Jordan had been out of the league for my first 13 months as a beat reporter by the time he returned to the Bulls in March 1995 — and things changed dramatically in terms of his relationship with the news media.

So many of my mentors in this business — from Sam Smith to Peter Vecsey to Jack McCallum to Jackie MacMullan to Michael Wilbon — can regale us with tales about what it was like to cover the open and accessible M.J. from 1984 through 1993. Yet when he returned from his dalliance with baseball, virtually all of that access vanished.

But that’s one of the factors making ESPN’s documentary “The Last Dance” so memorable. Sam and Jackie were on SportsCenter on Sunday night right after the first two episodes, explaining that the loose, candid Jordan we’re seeing now after years of near seclusion is the Jordan they knew for the first nine seasons of his career.

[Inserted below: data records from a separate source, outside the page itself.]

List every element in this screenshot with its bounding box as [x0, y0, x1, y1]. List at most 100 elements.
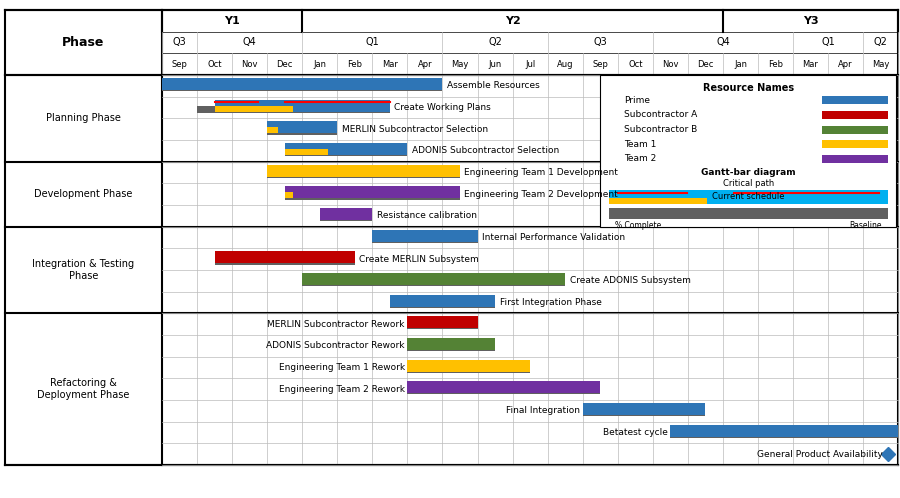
Text: Y2: Y2 [505, 16, 520, 26]
Text: Jan: Jan [313, 60, 327, 69]
Bar [408, 316, 478, 328]
Text: MERLIN Subcontractor Rework: MERLIN Subcontractor Rework [267, 320, 405, 329]
Bar [284, 150, 408, 156]
Bar [373, 237, 478, 243]
Bar [267, 165, 460, 177]
Text: Q3: Q3 [593, 37, 608, 47]
Bar [408, 345, 495, 351]
Text: Dec: Dec [698, 60, 714, 69]
Text: Oct: Oct [207, 60, 221, 69]
Bar [582, 403, 706, 415]
Text: Baseline: Baseline [849, 221, 882, 230]
Text: Dec: Dec [276, 60, 292, 69]
Bar [408, 381, 600, 393]
Bar [162, 78, 443, 90]
Text: Development Phase: Development Phase [34, 189, 132, 199]
Text: Current schedule: Current schedule [712, 192, 785, 201]
Bar [609, 198, 706, 204]
Text: Team 2: Team 2 [624, 154, 656, 163]
Bar [267, 122, 338, 133]
Bar [823, 140, 887, 148]
Text: Sep: Sep [592, 60, 608, 69]
Bar [408, 323, 478, 330]
Text: Engineering Team 1 Rework: Engineering Team 1 Rework [279, 363, 405, 372]
Bar [284, 192, 293, 198]
Text: Subcontractor A: Subcontractor A [624, 111, 698, 120]
Bar [823, 111, 887, 119]
Text: Refactoring &
Deployment Phase: Refactoring & Deployment Phase [37, 378, 130, 400]
Text: Team 1: Team 1 [624, 139, 656, 148]
Bar [320, 208, 373, 220]
Text: Apr: Apr [418, 60, 432, 69]
Text: Apr: Apr [838, 60, 853, 69]
Text: Nov: Nov [662, 60, 679, 69]
Text: Feb: Feb [768, 60, 783, 69]
Bar [408, 388, 600, 394]
Text: Integration & Testing
Phase: Integration & Testing Phase [32, 259, 134, 281]
Text: Final Integration: Final Integration [506, 406, 580, 415]
Bar [197, 107, 390, 113]
Bar [214, 258, 355, 264]
Text: Prime: Prime [624, 96, 650, 105]
Bar [214, 100, 390, 112]
Bar [284, 143, 408, 155]
Text: Y1: Y1 [224, 16, 240, 26]
Bar [267, 127, 278, 133]
Bar [823, 155, 887, 163]
Text: ADONIS Subcontractor Rework: ADONIS Subcontractor Rework [266, 341, 405, 350]
Text: Planning Phase: Planning Phase [46, 113, 121, 124]
Bar [302, 273, 565, 285]
Bar [267, 171, 460, 178]
Bar [670, 425, 898, 437]
Text: % Complete: % Complete [615, 221, 662, 230]
Text: Y3: Y3 [803, 16, 818, 26]
Text: MERLIN Subcontractor Selection: MERLIN Subcontractor Selection [342, 124, 488, 133]
Text: Q2: Q2 [488, 37, 502, 47]
Text: Engineering Team 2 Development: Engineering Team 2 Development [464, 190, 618, 199]
Text: Subcontractor B: Subcontractor B [624, 125, 698, 134]
Bar [162, 85, 443, 91]
Text: Betatest cycle: Betatest cycle [603, 428, 668, 437]
Text: Sep: Sep [172, 60, 187, 69]
Text: First Integration Phase: First Integration Phase [500, 298, 601, 307]
Bar [214, 251, 355, 263]
Bar [823, 97, 887, 105]
Bar [214, 106, 293, 112]
Text: Q4: Q4 [716, 37, 730, 47]
Text: May: May [872, 60, 889, 69]
Bar [408, 360, 530, 372]
Bar [390, 301, 495, 308]
Text: Assemble Resources: Assemble Resources [447, 81, 540, 90]
Text: Critical path: Critical path [723, 179, 774, 188]
Text: Phase: Phase [62, 36, 104, 49]
Text: Feb: Feb [347, 60, 363, 69]
Bar [408, 367, 530, 373]
Text: May: May [451, 60, 469, 69]
Bar [284, 193, 460, 200]
Bar [823, 125, 887, 133]
Bar [320, 215, 373, 221]
Bar [600, 75, 896, 227]
Bar [302, 280, 565, 286]
Text: ADONIS Subcontractor Selection: ADONIS Subcontractor Selection [412, 146, 559, 155]
Bar [390, 295, 495, 307]
Text: Mar: Mar [382, 60, 398, 69]
Bar [284, 186, 460, 198]
Text: Internal Performance Validation: Internal Performance Validation [482, 233, 626, 242]
Text: Create ADONIS Subsystem: Create ADONIS Subsystem [570, 276, 690, 285]
Text: Resource Names: Resource Names [703, 83, 794, 93]
Text: Mar: Mar [803, 60, 818, 69]
Text: Gantt-bar diagram: Gantt-bar diagram [701, 168, 796, 177]
Bar [670, 431, 898, 438]
Bar [609, 208, 887, 219]
Bar [609, 190, 887, 204]
Text: General Product Availability: General Product Availability [757, 450, 883, 459]
Bar [582, 410, 706, 416]
Text: Engineering Team 2 Rework: Engineering Team 2 Rework [279, 384, 405, 393]
Text: Engineering Team 1 Development: Engineering Team 1 Development [464, 168, 618, 177]
Text: Jan: Jan [734, 60, 747, 69]
Text: Q4: Q4 [243, 37, 256, 47]
Text: Create MERLIN Subsystem: Create MERLIN Subsystem [359, 254, 479, 263]
Text: Resistance calibration: Resistance calibration [377, 211, 477, 220]
Bar [267, 128, 338, 134]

How many times have you heard you heard the legend of Jordan using even the smallest of slights as contrived fuel to motivate himself? Without wishing to spoil anything from the episodes I’ve seen for review purposes, I will share this much: Jordan will continue to confirm this and reveal as candidly as he ever has, through clip after interview clip, how his mind actually works.


Andy Thompson had four N.B.A. tryouts before joining N.B.A. Entertainment in 1987 and hatching the idea to travel with the Chicago Bulls throughout the 1997-98 season, which was the original spark for “The Last Dance” documentary. The brother of the two-time N.B.A. champion Mychal Thompson and the uncle of the Warriors’ Klay Thompson’, Andy Thompson was cut by the San Diego Clippers, the Portland Trail Blazers and the Seattle SuperSonics (twice) after playing at the University of Minnesota. Mychal Thompson was the No. 1 pick in the 1978 N.B.A. draft out of the same school. “I always tell Mychal he took all the talent and didn’t leave me with any,” Andy Thompson said.

Michael Jordan averaged 24.8 points per game as a junior in high school after failing to make the varsity at Laney High in Wilmington, N.C., as a sophomore. More gems like this, from throughout Jordan’s basketball career, can be found at the Jordan-dedicated page created by my pals at Basketball Reference to supplement your viewing of “The Last Dance.”

One criticism that the Jordan-led Bulls have faced in legacy debates is that they were never confronted with a truly great opponent in their six trips to the N.B.A. finals over a span of eight years. Jordan, though, did vanquish five teammates from the original “Dream Team,” which dominated the 1992 Olympics, as he built his 6-0 finals record: Magic Johnson (1991), Clyde Drexler (1992), Charles Barkley (1993) and the duo of Karl Malone and John Stockton (1997 and 1998). Seattle in 1996 was Jordan’s only finals opponent that placed no one on the Dream Team — although I must say that the Gary Payton/Shawn Kemp duo was a personal favorite.

On Aug. 20, 1994, Michael Jordan hit a home run for the Class AA Birmingham Barons. It was the third and final homer of Jordan’s lone season as a minor-league outfielder — nine days after Major League Baseball’s 1994 season was brought to an abrupt halt by a player strike.

Despite the N.B.A.’s reputation as a progressive league, diversity is undeniably an issue when it comes to front offices. The Bulls’ recent hiring of Arturas Karnisovas from Denver kept the number of teams with African-Americans as lead decision makers in basketball operations at five: Cleveland (Koby Altman), Philadelphia (Elton Brand), Phoenix (James Jones), San Antonio (Brian Wright) and Toronto (Masai Ujiri). Minnesota’s Gersson Rosas was born in Colombia and a year ago became the first Latino in league history to be named as a team’s top decision maker.